Section I : Les prétentions inconnues

B) Renonciation limitée « aux droits dont on se sait titulaire ou dont on envisage l’acquisition au moins comme une

possibilité »

Le principe selon lequel on ne peut renoncer qu’ « aux droits dont on se sait titulaire ou dont on envisage l’acquisition au moins comme une possibilité » (1) n’est pas propre au droit suisse et trouve son équivalent dans des ordres juridiques étrangers (2).

1) Fondement du principe

Le Tribunal fédéral a posé dans plusieurs arrêts que les clauses pour solde de tout compte n’étaient à admettre qu’avec prudence765. Cela vaut d’autant plus lorsqu’il s’agit de prétentions inconnues des parties – notion qui comprend les prétentions imprévisibles – au moment de renoncer.
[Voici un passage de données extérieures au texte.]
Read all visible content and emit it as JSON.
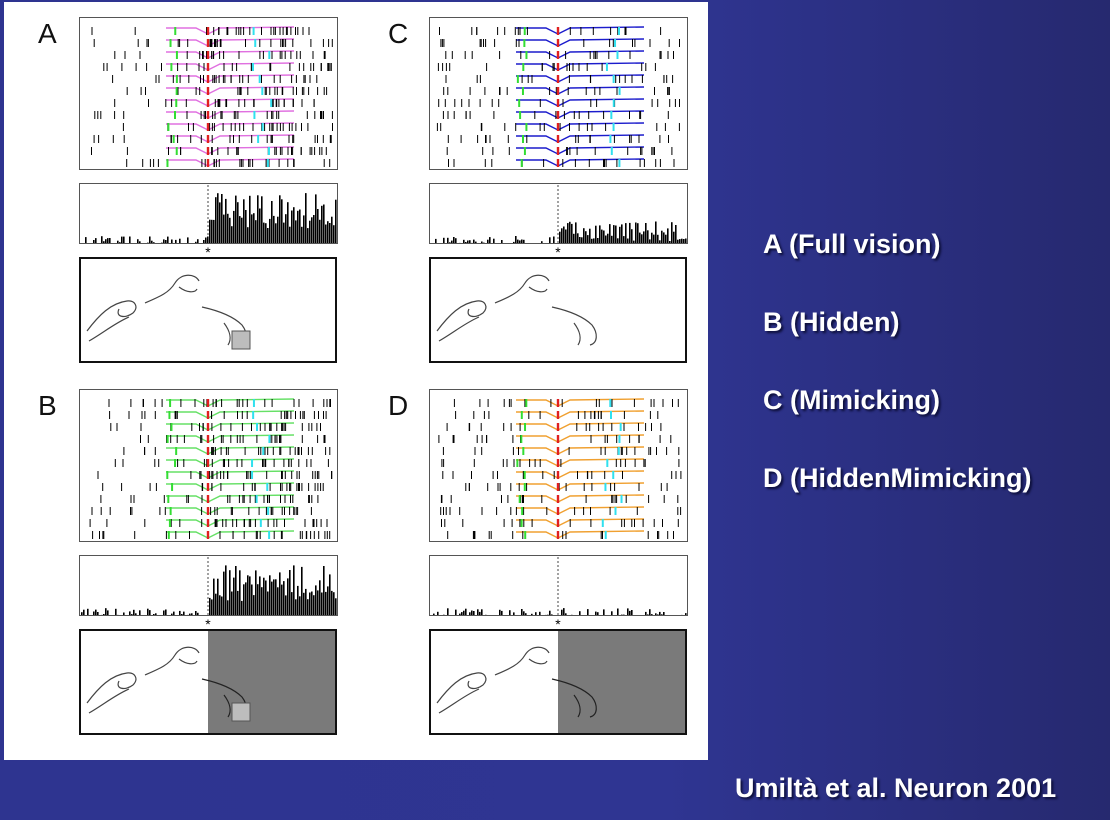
{
  "panels": [
    {
      "label": "A",
      "curve_color": "#e070e0",
      "hidden": false,
      "object": true
    },
    {
      "label": "B",
      "curve_color": "#66e066",
      "hidden": true,
      "object": true
    },
    {
      "label": "C",
      "curve_color": "#1c1ccc",
      "hidden": false,
      "object": false
    },
    {
      "label": "D",
      "curve_color": "#f0a030",
      "hidden": true,
      "object": false
    }
  ],
  "event_colors": {
    "start": "#33dd33",
    "center": "#e02020",
    "end": "#30e0ee"
  },
  "legend": [
    "A (Full vision)",
    "B (Hidden)",
    "C (Mimicking)",
    "D (HiddenMimicking)"
  ],
  "citation": "Umiltà et al. Neuron 2001",
  "marker": "*"
}
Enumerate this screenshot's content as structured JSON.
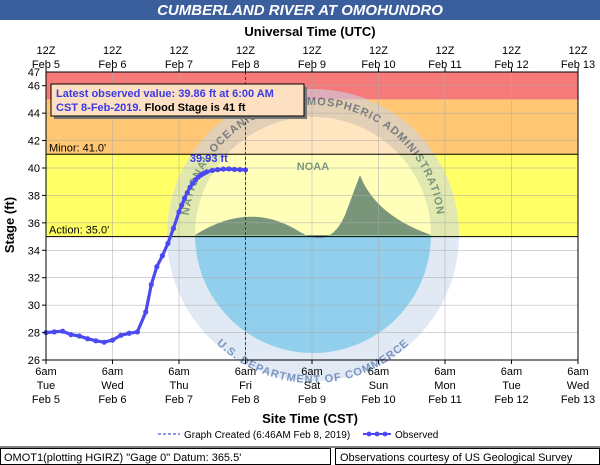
{
  "chart_data": {
    "type": "line",
    "title": "CUMBERLAND RIVER AT OMOHUNDRO",
    "top_axis_title": "Universal Time (UTC)",
    "xlabel": "Site Time (CST)",
    "ylabel": "Stage (ft)",
    "ylim": [
      26,
      47
    ],
    "xlim_hours": [
      0,
      192
    ],
    "y_ticks": [
      26,
      28,
      30,
      32,
      34,
      36,
      38,
      40,
      42,
      44,
      46
    ],
    "y_top_label": "47",
    "top_ticks": [
      {
        "line1": "12Z",
        "line2": "Feb  5"
      },
      {
        "line1": "12Z",
        "line2": "Feb  6"
      },
      {
        "line1": "12Z",
        "line2": "Feb  7"
      },
      {
        "line1": "12Z",
        "line2": "Feb  8"
      },
      {
        "line1": "12Z",
        "line2": "Feb  9"
      },
      {
        "line1": "12Z",
        "line2": "Feb 10"
      },
      {
        "line1": "12Z",
        "line2": "Feb 11"
      },
      {
        "line1": "12Z",
        "line2": "Feb 12"
      },
      {
        "line1": "12Z",
        "line2": "Feb 13"
      }
    ],
    "bottom_ticks": [
      {
        "line1": "6am",
        "line2": "Tue",
        "line3": "Feb 5"
      },
      {
        "line1": "6am",
        "line2": "Wed",
        "line3": "Feb 6"
      },
      {
        "line1": "6am",
        "line2": "Thu",
        "line3": "Feb 7"
      },
      {
        "line1": "6am",
        "line2": "Fri",
        "line3": "Feb 8"
      },
      {
        "line1": "6am",
        "line2": "Sat",
        "line3": "Feb 9"
      },
      {
        "line1": "6am",
        "line2": "Sun",
        "line3": "Feb 10"
      },
      {
        "line1": "6am",
        "line2": "Mon",
        "line3": "Feb 11"
      },
      {
        "line1": "6am",
        "line2": "Tue",
        "line3": "Feb 12"
      },
      {
        "line1": "6am",
        "line2": "Wed",
        "line3": "Feb 13"
      }
    ],
    "bands": [
      {
        "from": 26,
        "to": 35,
        "color": "#ffffff"
      },
      {
        "from": 35,
        "to": 41,
        "color": "#ffff66"
      },
      {
        "from": 41,
        "to": 45,
        "color": "#ffc773"
      },
      {
        "from": 45,
        "to": 47,
        "color": "#f77a7a"
      }
    ],
    "thresholds": [
      {
        "name": "Minor",
        "label": "Minor: 41.0'",
        "value": 41.0
      },
      {
        "name": "Action",
        "label": "Action: 35.0'",
        "value": 35.0
      }
    ],
    "series": [
      {
        "name": "Observed",
        "color": "#4a4af0",
        "x_hours": [
          0,
          3,
          6,
          9,
          12,
          15,
          18,
          21,
          24,
          27,
          30,
          33,
          36,
          38,
          40,
          42,
          44,
          46,
          48,
          49,
          50,
          51,
          52,
          53,
          54,
          55,
          56,
          57,
          58,
          60,
          62,
          64,
          66,
          68,
          70,
          72
        ],
        "y": [
          28.0,
          28.05,
          28.1,
          27.85,
          27.75,
          27.55,
          27.4,
          27.3,
          27.45,
          27.8,
          27.95,
          28.05,
          29.5,
          31.5,
          32.8,
          33.6,
          34.5,
          35.6,
          36.8,
          37.3,
          37.8,
          38.2,
          38.6,
          38.9,
          39.15,
          39.35,
          39.5,
          39.62,
          39.72,
          39.82,
          39.88,
          39.92,
          39.93,
          39.9,
          39.88,
          39.86
        ]
      }
    ],
    "peak_label": "39.93 ft",
    "latest_box": {
      "line1": "Latest observed value: 39.86 ft at 6:00 AM",
      "line2_a": "CST 8-Feb-2019.",
      "line2_b": "Flood Stage is 41 ft"
    },
    "graph_created_hour": 72,
    "legend": {
      "created": "Graph Created (6:46AM Feb 8, 2019)",
      "observed": "Observed"
    },
    "footer_left": "OMOT1(plotting HGIRZ) \"Gage 0\" Datum: 365.5'",
    "footer_right": "Observations courtesy of US Geological Survey",
    "watermark_top": "NATIONAL OCEANIC AND ATMOSPHERIC ADMINISTRATION",
    "watermark_bottom": "U.S. DEPARTMENT OF COMMERCE",
    "watermark_logo": "NOAA"
  }
}
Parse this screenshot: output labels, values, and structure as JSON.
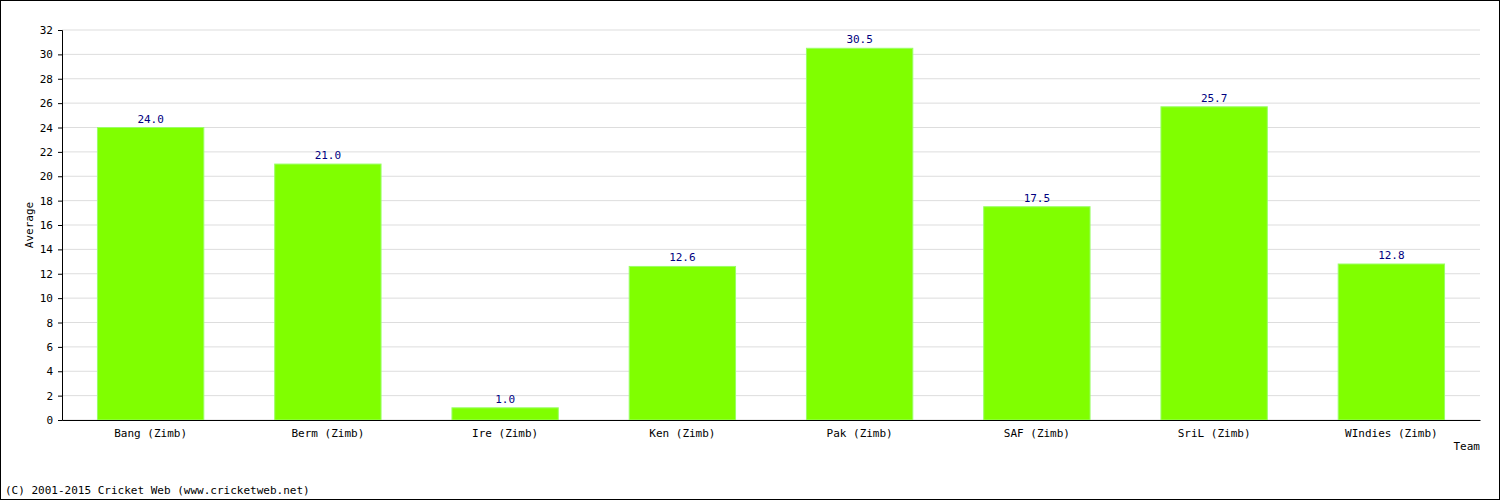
{
  "chart_data": {
    "type": "bar",
    "x_label": "Team",
    "y_label": "Average",
    "categories": [
      "Bang (Zimb)",
      "Berm (Zimb)",
      "Ire (Zimb)",
      "Ken (Zimb)",
      "Pak (Zimb)",
      "SAF (Zimb)",
      "SriL (Zimb)",
      "WIndies (Zimb)"
    ],
    "values": [
      24.0,
      21.0,
      1.0,
      12.6,
      30.5,
      17.5,
      25.7,
      12.8
    ],
    "value_labels": [
      "24.0",
      "21.0",
      "1.0",
      "12.6",
      "30.5",
      "17.5",
      "25.7",
      "12.8"
    ],
    "data_labels": true,
    "color": "#80ff00",
    "ylim": [
      0,
      32
    ],
    "yticks": [
      0,
      2,
      4,
      6,
      8,
      10,
      12,
      14,
      16,
      18,
      20,
      22,
      24,
      26,
      28,
      30,
      32
    ],
    "grid": true,
    "annotations": [
      "(C) 2001-2015 Cricket Web (www.cricketweb.net)"
    ]
  }
}
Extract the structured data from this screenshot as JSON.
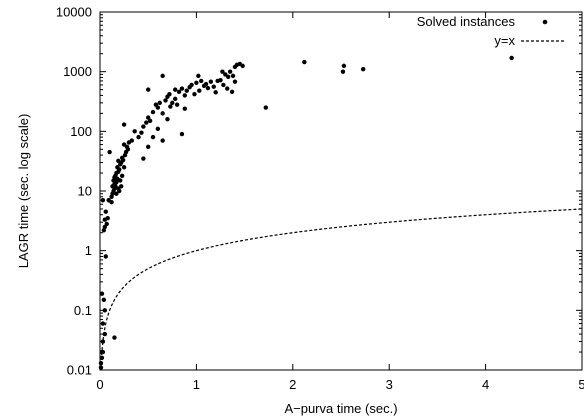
{
  "chart_data": {
    "type": "scatter",
    "xlabel": "A−purva time (sec.)",
    "ylabel": "LAGR time (sec. log scale)",
    "xlim": [
      0,
      5
    ],
    "ylim": [
      0.01,
      10000
    ],
    "yscale": "log",
    "grid": false,
    "legend_position": "top-right",
    "xticks": [
      0,
      1,
      2,
      3,
      4,
      5
    ],
    "yticks": [
      0.01,
      0.1,
      1,
      10,
      100,
      1000,
      10000
    ],
    "xtick_labels": [
      "0",
      "1",
      "2",
      "3",
      "4",
      "5"
    ],
    "ytick_labels": [
      "0.01",
      "0.1",
      "1",
      "10",
      "100",
      "1000",
      "10000"
    ],
    "series": [
      {
        "name": "Solved instances",
        "style": "points",
        "color": "#000000",
        "points": [
          [
            0.01,
            0.011
          ],
          [
            0.01,
            0.013
          ],
          [
            0.02,
            0.016
          ],
          [
            0.02,
            0.02
          ],
          [
            0.03,
            0.02
          ],
          [
            0.03,
            0.03
          ],
          [
            0.05,
            0.04
          ],
          [
            0.03,
            0.06
          ],
          [
            0.05,
            0.1
          ],
          [
            0.04,
            0.15
          ],
          [
            0.02,
            0.19
          ],
          [
            0.15,
            0.035
          ],
          [
            0.06,
            0.8
          ],
          [
            0.04,
            2.2
          ],
          [
            0.05,
            2.5
          ],
          [
            0.07,
            2.8
          ],
          [
            0.05,
            3.3
          ],
          [
            0.08,
            3.5
          ],
          [
            0.06,
            4.5
          ],
          [
            0.03,
            7
          ],
          [
            0.09,
            7
          ],
          [
            0.12,
            6.5
          ],
          [
            0.1,
            45
          ],
          [
            0.12,
            8
          ],
          [
            0.13,
            9
          ],
          [
            0.14,
            10
          ],
          [
            0.15,
            11
          ],
          [
            0.16,
            12
          ],
          [
            0.13,
            12
          ],
          [
            0.17,
            14
          ],
          [
            0.14,
            15
          ],
          [
            0.18,
            16
          ],
          [
            0.15,
            17
          ],
          [
            0.16,
            18
          ],
          [
            0.17,
            20
          ],
          [
            0.19,
            21
          ],
          [
            0.2,
            23
          ],
          [
            0.18,
            25
          ],
          [
            0.21,
            28
          ],
          [
            0.22,
            30
          ],
          [
            0.19,
            32
          ],
          [
            0.24,
            33
          ],
          [
            0.23,
            36
          ],
          [
            0.26,
            40
          ],
          [
            0.27,
            45
          ],
          [
            0.29,
            50
          ],
          [
            0.28,
            55
          ],
          [
            0.25,
            60
          ],
          [
            0.3,
            65
          ],
          [
            0.2,
            10
          ],
          [
            0.22,
            12
          ],
          [
            0.17,
            9
          ],
          [
            0.19,
            11
          ],
          [
            0.23,
            18
          ],
          [
            0.15,
            13
          ],
          [
            0.21,
            15
          ],
          [
            0.25,
            25
          ],
          [
            0.25,
            130
          ],
          [
            0.33,
            70
          ],
          [
            0.36,
            100
          ],
          [
            0.4,
            80
          ],
          [
            0.43,
            95
          ],
          [
            0.45,
            120
          ],
          [
            0.48,
            140
          ],
          [
            0.5,
            170
          ],
          [
            0.52,
            150
          ],
          [
            0.55,
            210
          ],
          [
            0.58,
            280
          ],
          [
            0.6,
            250
          ],
          [
            0.62,
            300
          ],
          [
            0.65,
            200
          ],
          [
            0.68,
            330
          ],
          [
            0.7,
            380
          ],
          [
            0.72,
            420
          ],
          [
            0.75,
            300
          ],
          [
            0.78,
            350
          ],
          [
            0.8,
            280
          ],
          [
            0.82,
            460
          ],
          [
            0.85,
            520
          ],
          [
            0.88,
            400
          ],
          [
            0.9,
            480
          ],
          [
            0.93,
            550
          ],
          [
            0.95,
            600
          ],
          [
            0.98,
            420
          ],
          [
            1.0,
            650
          ],
          [
            1.03,
            480
          ],
          [
            1.05,
            700
          ],
          [
            1.08,
            580
          ],
          [
            1.1,
            620
          ],
          [
            1.12,
            530
          ],
          [
            1.15,
            680
          ],
          [
            1.18,
            560
          ],
          [
            1.2,
            450
          ],
          [
            1.25,
            720
          ],
          [
            1.28,
            600
          ],
          [
            1.3,
            900
          ],
          [
            1.33,
            820
          ],
          [
            1.35,
            1000
          ],
          [
            1.38,
            850
          ],
          [
            1.4,
            1200
          ],
          [
            1.42,
            1300
          ],
          [
            1.45,
            1350
          ],
          [
            1.48,
            1250
          ],
          [
            1.27,
            1000
          ],
          [
            1.22,
            700
          ],
          [
            1.32,
            520
          ],
          [
            1.37,
            460
          ],
          [
            1.4,
            680
          ],
          [
            0.5,
            500
          ],
          [
            0.45,
            35
          ],
          [
            0.5,
            55
          ],
          [
            0.55,
            80
          ],
          [
            0.6,
            110
          ],
          [
            0.65,
            70
          ],
          [
            0.7,
            160
          ],
          [
            0.73,
            260
          ],
          [
            0.78,
            500
          ],
          [
            0.85,
            90
          ],
          [
            0.65,
            850
          ],
          [
            0.88,
            240
          ],
          [
            1.02,
            850
          ],
          [
            1.72,
            250
          ],
          [
            2.12,
            1450
          ],
          [
            2.52,
            1000
          ],
          [
            2.53,
            1250
          ],
          [
            2.73,
            1100
          ],
          [
            4.27,
            1700
          ]
        ]
      },
      {
        "name": "y=x",
        "style": "dashed",
        "color": "#000000",
        "function": "y=x"
      }
    ]
  }
}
Dans ce contexte, l’interprétation conduit souvent à admettre que les clauses pour solde de tout compte ont une portée moins étendue que ne le laisse entendre leur teneur766, une renonciation tacite aux prétentions auxquelles les parties n’auraient pas pensé étant exclue767.

762 FRÉSARD-FELLAY,Recours subrogatoire, N953.

763 FRÉSARD-FELLAY,Recours subrogatoire, N953.

764 Sur le paiement d’acomptes : cf. N 142 ss.

765 Cf. N 425 ss.

766 BK-WEBER, 68-96, CO 88 N 28: « Nach dem Sinn der Erklärung kann sich oft eine weniger weitgehende Saldowirkung ergeben als nach deren Wortlaut ».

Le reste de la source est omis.